Bisher dominierten drei Ansätze, um diesen Widerspruch zu lösen: 1. Vögel stammen nicht von den Dinosauriern ab. 2. Die Dinosauriervorfahren der Vögel hatten ebenfalls die drei mittleren Finger. 3. Die drei vorderen Finger der Vögel wurden irgendwie auf die drei mittleren embryonalen Positionen verschoben. Keine dieser Theorien konnte jedoch alle vorhandenen Daten erklären.
Protein in Schlüsselrolle
Diese Erklärung sei nun gefunden, sagt Daniel Capek, der in der Gruppe von Brian Metscher am Department für Theoretische Biologie der Universität Wien zu diesem Projekt forschte, derzeit als PhD-Student am IST Austria tätig und Erstautor der neuen Studie ist. Capek erläutert: "Das Erscheinungsbild - der sogenannte Phänotyp - der Finger wird während der Embryonalentwicklung vom Protein Sonic Hedgehog bestimmt, das von der posterioren Handseite ausgeht. Das bedeutet einfach gesagt, dass die Konzentration des Proteins auf der Handaußenseite am höchsten ist und Richtung Handinnenseite abnimmt. Die verschiedenen Fingeranlagen passen daher ihre Genexpression - und in Folge auch ihren Phänotyp - der Sonic-Hedgehog-Konzentration in ihrem Umfeld an. Wir haben einen darauf basierenden molekular-biomechanischen Mechanismus erdacht, der in der Lage ist, alle vorhandenen Daten zu erklären."

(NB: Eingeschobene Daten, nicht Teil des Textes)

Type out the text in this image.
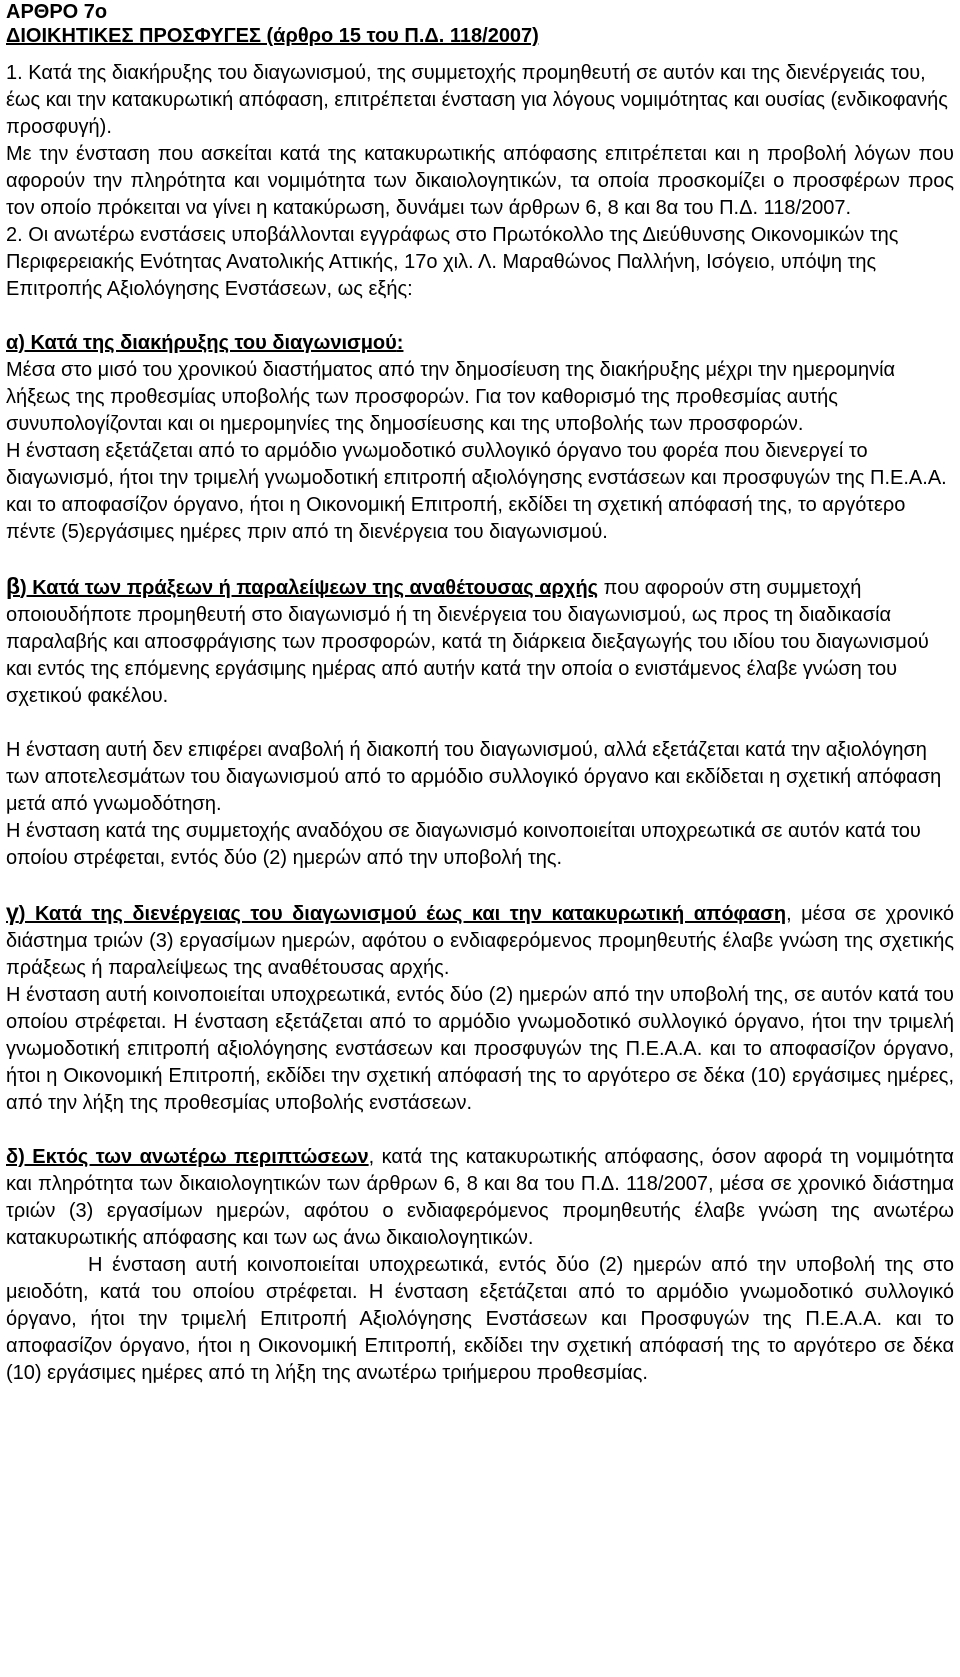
ΑΡΘΡΟ 7ο
ΔΙΟΙΚΗΤΙΚΕΣ ΠΡΟΣΦΥΓΕΣ (άρθρο 15 του Π.Δ. 118/2007)

1. Κατά της διακήρυξης του διαγωνισμού, της συμμετοχής προμηθευτή σε αυτόν και της διενέργειάς του, έως και την κατακυρωτική απόφαση, επιτρέπεται ένσταση για λόγους νομιμότητας και ουσίας (ενδικοφανής προσφυγή).

Με την ένσταση που ασκείται κατά της κατακυρωτικής απόφασης επιτρέπεται και η προβολή λόγων που αφορούν την πληρότητα και νομιμότητα των δικαιολογητικών, τα οποία προσκομίζει ο προσφέρων προς τον οποίο πρόκειται να γίνει η κατακύρωση, δυνάμει των άρθρων 6, 8 και 8α του Π.Δ. 118/2007.

2. Οι ανωτέρω ενστάσεις υποβάλλονται εγγράφως στο Πρωτόκολλο της Διεύθυνσης Οικονομικών της Περιφερειακής Ενότητας Ανατολικής Αττικής, 17ο χιλ. Λ. Μαραθώνος Παλλήνη, Ισόγειο, υπόψη της Επιτροπής Αξιολόγησης Ενστάσεων, ως εξής:

α) Κατά της διακήρυξης του διαγωνισμού:

Μέσα στο μισό του χρονικού διαστήματος από την δημοσίευση της διακήρυξης μέχρι την ημερομηνία λήξεως της προθεσμίας υποβολής των προσφορών. Για τον καθορισμό της προθεσμίας αυτής συνυπολογίζονται και οι ημερομηνίες της δημοσίευσης και της υποβολής των προσφορών.

Η ένσταση εξετάζεται από το αρμόδιο γνωμοδοτικό συλλογικό όργανο του φορέα που διενεργεί το διαγωνισμό, ήτοι την τριμελή γνωμοδοτική επιτροπή αξιολόγησης ενστάσεων και προσφυγών της Π.Ε.Α.Α. και το αποφασίζον όργανο, ήτοι η Οικονομική Επιτροπή, εκδίδει τη σχετική απόφασή της, το αργότερο πέντε (5)εργάσιμες ημέρες πριν από τη διενέργεια του διαγωνισμού.

β) Κατά των πράξεων ή παραλείψεων της αναθέτουσας αρχής που αφορούν στη συμμετοχή οποιουδήποτε προμηθευτή στο διαγωνισμό ή τη διενέργεια του διαγωνισμού, ως προς τη διαδικασία παραλαβής και αποσφράγισης των προσφορών, κατά τη διάρκεια διεξαγωγής του ιδίου του διαγωνισμού και εντός της επόμενης εργάσιμης ημέρας από αυτήν κατά την οποία ο ενιστάμενος έλαβε γνώση του σχετικού φακέλου.

Η ένσταση αυτή δεν επιφέρει αναβολή ή διακοπή του διαγωνισμού, αλλά εξετάζεται κατά την αξιολόγηση των αποτελεσμάτων του διαγωνισμού από το αρμόδιο συλλογικό όργανο και εκδίδεται η σχετική απόφαση μετά από γνωμοδότηση.

Η ένσταση κατά της συμμετοχής αναδόχου σε διαγωνισμό κοινοποιείται υποχρεωτικά σε αυτόν κατά του οποίου στρέφεται, εντός δύο (2) ημερών από την υποβολή της.

γ) Κατά της διενέργειας του διαγωνισμού έως και την κατακυρωτική απόφαση, μέσα σε χρονικό διάστημα τριών (3) εργασίμων ημερών, αφότου ο ενδιαφερόμενος προμηθευτής έλαβε γνώση της σχετικής πράξεως ή παραλείψεως της αναθέτουσας αρχής.

Η ένσταση αυτή κοινοποιείται υποχρεωτικά, εντός δύο (2) ημερών από την υποβολή της, σε αυτόν κατά του οποίου στρέφεται. Η ένσταση εξετάζεται από το αρμόδιο γνωμοδοτικό συλλογικό όργανο, ήτοι την τριμελή γνωμοδοτική επιτροπή αξιολόγησης ενστάσεων και προσφυγών της Π.Ε.Α.Α. και το αποφασίζον όργανο, ήτοι η Οικονομική Επιτροπή, εκδίδει την σχετική απόφασή της το αργότερο σε δέκα (10) εργάσιμες ημέρες, από την λήξη της προθεσμίας υποβολής ενστάσεων.

δ) Εκτός των ανωτέρω περιπτώσεων, κατά της κατακυρωτικής απόφασης, όσον αφορά τη νομιμότητα και πληρότητα των δικαιολογητικών των άρθρων 6, 8 και 8α του Π.Δ. 118/2007, μέσα σε χρονικό διάστημα τριών (3) εργασίμων ημερών, αφότου ο ενδιαφερόμενος προμηθευτής έλαβε γνώση της ανωτέρω κατακυρωτικής απόφασης και των ως άνω δικαιολογητικών.

Η ένσταση αυτή κοινοποιείται υποχρεωτικά, εντός δύο (2) ημερών από την υποβολή της στο μειοδότη, κατά του οποίου στρέφεται. Η ένσταση εξετάζεται από το αρμόδιο γνωμοδοτικό συλλογικό όργανο, ήτοι την τριμελή Επιτροπή Αξιολόγησης Ενστάσεων και Προσφυγών της Π.Ε.Α.Α. και το αποφασίζον όργανο, ήτοι η Οικονομική Επιτροπή, εκδίδει την σχετική απόφασή της το αργότερο σε δέκα (10) εργάσιμες ημέρες από τη λήξη της ανωτέρω τριήμερου προθεσμίας.
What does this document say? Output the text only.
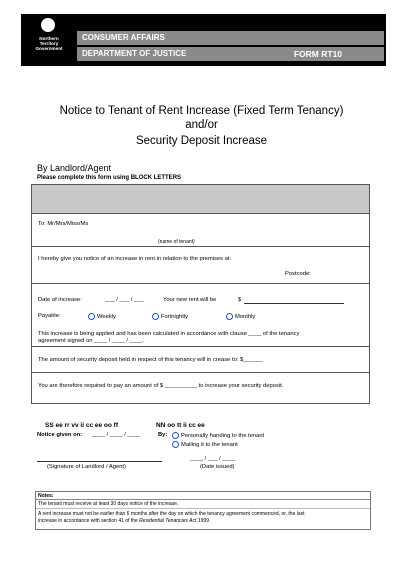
Northern
Territory
Government
CONSUMER AFFAIRS
DEPARTMENT OF JUSTICE	FORM RT10
Notice to Tenant of Rent Increase (Fixed Term Tenancy)
and/or
Security Deposit Increase
By Landlord/Agent
Please complete this form using BLOCK LETTERS
To: Mr/Mrs/Miss/Ms
(name of tenant)
I hereby give you notice of an increase in rent in relation to the premises at:
Postcode:
Date of increase:	___ / ___ / ___	Your new rent will be	$
Payable:	Weekly	Fortnightly	Monthly
This increase is being applied and has been calculated in accordance with clause ____ of the tenancy
agreement signed on ____ / ____ / ____.
The amount of security deposit held in respect of this tenancy will in crease to: $______
You are therefore required to pay an amount of $ __________ to increase your security deposit.
SS ee rr vv ii cc ee oo ff	NN oo tt ii cc ee
Notice given on: ____ / ____ / ____	By:	Personally handing to the tenant
Mailing it to the tenant
(Signature of Landlord / Agent)
____ / ___ / ____
(Date issued)
Notes:
The tenant must receive at least 30 days notice of the increase.
A rent increase must not be earlier than 6 months after the day on which the tenancy agreement commenced, or, the last
increase in accordance with section 41 of the Residential Tenancies Act 1999.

Gemäß dieser Hypothese fand in der Dinosaurier-Evolution zunächst tatsächlich eine Posterior-Reduktion statt: Der kleine Finger wurde reduziert und fiel dann weg, der Ringfinger wurde teilreduziert. Es ist aber deutlich leichter, die beiden äußeren Finger zu reduzieren als zentralere, da diese in der Entwicklung als Letzte angelegt werden. Folglich wurde statt des vierten der erste Finger reduziert. Den zur Verfügung stehenden Platz nutzten die übrigen Finger aus, indem sie weiter nach innen wuchsen. Dies führt dann dazu, dass diese Finger eine veränderte Sonic-Hedgehog-Konzentration vorfinden und ihre Entwicklung dieser anpassen.

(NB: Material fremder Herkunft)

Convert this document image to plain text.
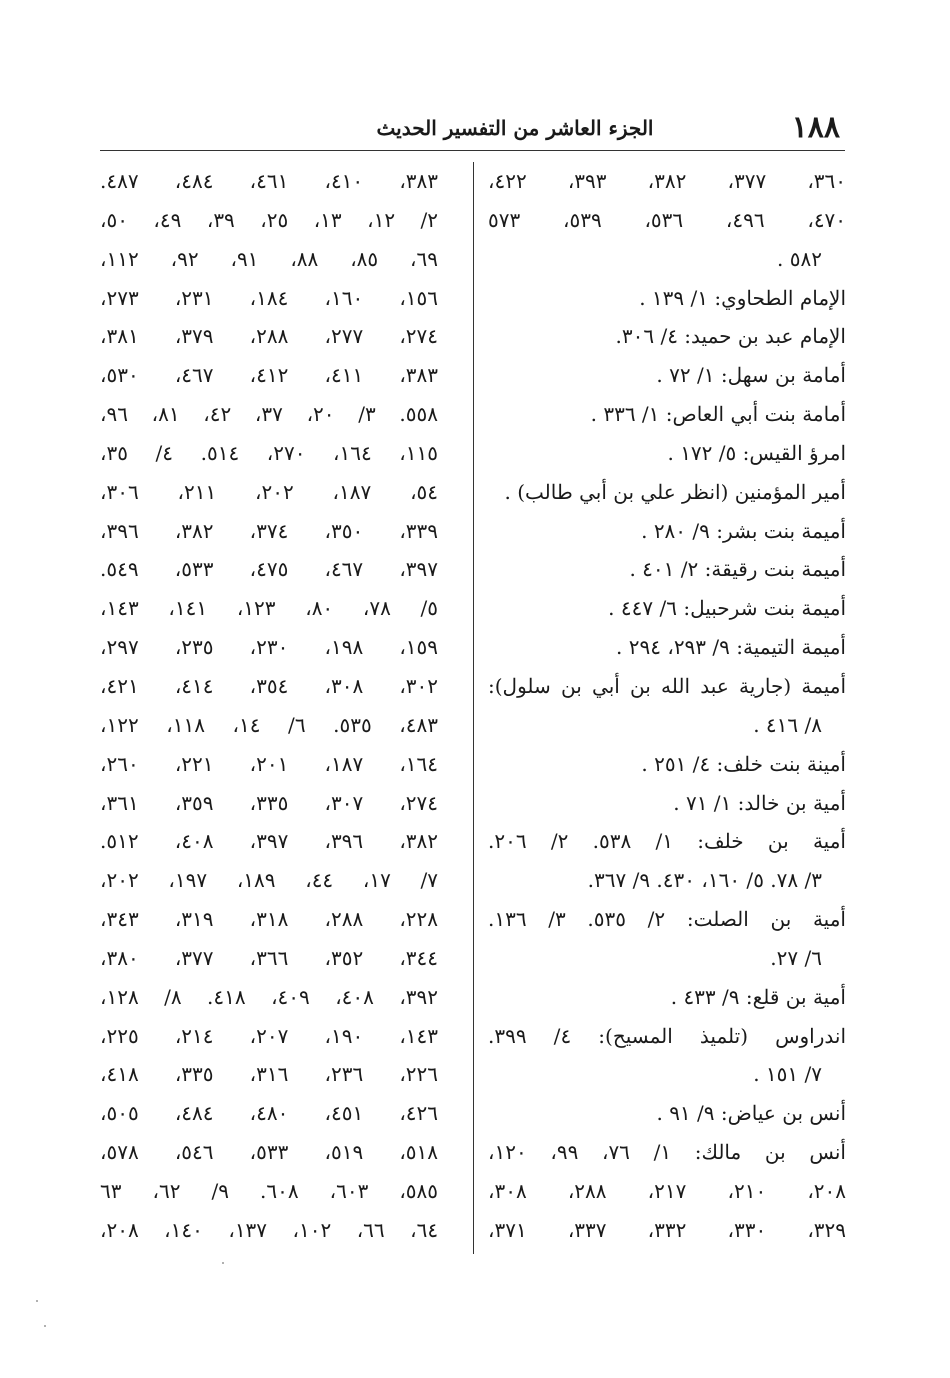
الجزء العاشر من التفسير الحديث	١٨٨
٣٦٠، ٣٧٧، ٣٨٢، ٣٩٣، ٤٢٢،
٤٧٠، ٤٩٦، ٥٣٦، ٥٣٩، ٥٧٣
٥٨٢ .
الإمام الطحاوي: ١/ ١٣٩ .
الإمام عبد بن حميد: ٤/ ٣٠٦.
أمامة بن سهل: ١/ ٧٢ .
أمامة بنت أبي العاص: ١/ ٣٣٦ .
امرؤ القيس: ٥/ ١٧٢ .
أمير المؤمنين (انظر علي بن أبي طالب) .
أميمة بنت بشر: ٩/ ٢٨٠ .
أميمة بنت رقيقة: ٢/ ٤٠١ .
أميمة بنت شرحبيل: ٦/ ٤٤٧ .
أميمة التيمية: ٩/ ٢٩٣، ٢٩٤ .
أميمة (جارية عبد الله بن أبي بن سلول):
٨/ ٤١٦ .
أمينة بنت خلف: ٤/ ٢٥١ .
أمية بن خالد: ١/ ٧١ .
أمية بن خلف: ١/ ٥٣٨. ٢/ ٢٠٦.
٣/ ٧٨. ٥/ ١٦٠، ٤٣٠. ٩/ ٣٦٧.
أمية بن الصلت: ٢/ ٥٣٥. ٣/ ١٣٦.
٦/ ٢٧.
أمية بن قلع: ٩/ ٤٣٣ .
اندراوس (تلميذ المسيح): ٤/ ٣٩٩.
٧/ ١٥١ .
أنس بن عياض: ٩/ ٩١ .
أنس بن مالك: ١/ ٧٦، ٩٩، ١٢٠،
٢٠٨، ٢١٠، ٢١٧، ٢٨٨، ٣٠٨،
٣٢٩، ٣٣٠، ٣٣٢، ٣٣٧، ٣٧١،
٣٨٣، ٤١٠، ٤٦١، ٤٨٤، ٤٨٧.
٢/ ١٢، ١٣، ٢٥، ٣٩، ٤٩، ٥٠،
٦٩، ٨٥، ٨٨، ٩١، ٩٢، ١١٢،
١٥٦، ١٦٠، ١٨٤، ٢٣١، ٢٧٣،
٢٧٤، ٢٧٧، ٢٨٨، ٣٧٩، ٣٨١،
٣٨٣، ٤١١، ٤١٢، ٤٦٧، ٥٣٠،
٥٥٨. ٣/ ٢٠، ٣٧، ٤٢، ٨١، ٩٦،
١١٥، ١٦٤، ٢٧٠، ٥١٤. ٤/ ٣٥،
٥٤، ١٨٧، ٢٠٢، ٢١١، ٣٠٦،
٣٣٩، ٣٥٠، ٣٧٤، ٣٨٢، ٣٩٦،
٣٩٧، ٤٦٧، ٤٧٥، ٥٣٣، ٥٤٩.
٥/ ٧٨، ٨٠، ١٢٣، ١٤١، ١٤٣،
١٥٩، ١٩٨، ٢٣٠، ٢٣٥، ٢٩٧،
٣٠٢، ٣٠٨، ٣٥٤، ٤١٤، ٤٢١،
٤٨٣، ٥٣٥. ٦/ ١٤، ١١٨، ١٢٢،
١٦٤، ١٨٧، ٢٠١، ٢٢١، ٢٦٠،
٢٧٤، ٣٠٧، ٣٣٥، ٣٥٩، ٣٦١،
٣٨٢، ٣٩٦، ٣٩٧، ٤٠٨، ٥١٢.
٧/ ١٧، ٤٤، ١٨٩، ١٩٧، ٢٠٢،
٢٢٨، ٢٨٨، ٣١٨، ٣١٩، ٣٤٣،
٣٤٤، ٣٥٢، ٣٦٦، ٣٧٧، ٣٨٠،
٣٩٢، ٤٠٨، ٤٠٩، ٤١٨. ٨/ ١٢٨،
١٤٣، ١٩٠، ٢٠٧، ٢١٤، ٢٢٥،
٢٢٦، ٢٣٦، ٣١٦، ٣٣٥، ٤١٨،
٤٢٦، ٤٥١، ٤٨٠، ٤٨٤، ٥٠٥،
٥١٨، ٥١٩، ٥٣٣، ٥٤٦، ٥٧٨،
٥٨٥، ٦٠٣، ٦٠٨. ٩/ ٦٢، ٦٣
٦٤، ٦٦، ١٠٢، ١٣٧، ١٤٠، ٢٠٨،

Department-Leiter Brian Metscher resümiert: "Dieser Mechanismus erklärt, warum die Finger von Archaeopteryx und moderner Vögel die Form der anterioren Finger I, II, III haben, obwohl sie eigentlich die zentralen Finger II, III, IV sind. Gleichzeitig stimmt diese Hypothese mit dem fossilen Befund und den aktuellen entwicklungsgenetischen Resultaten überein."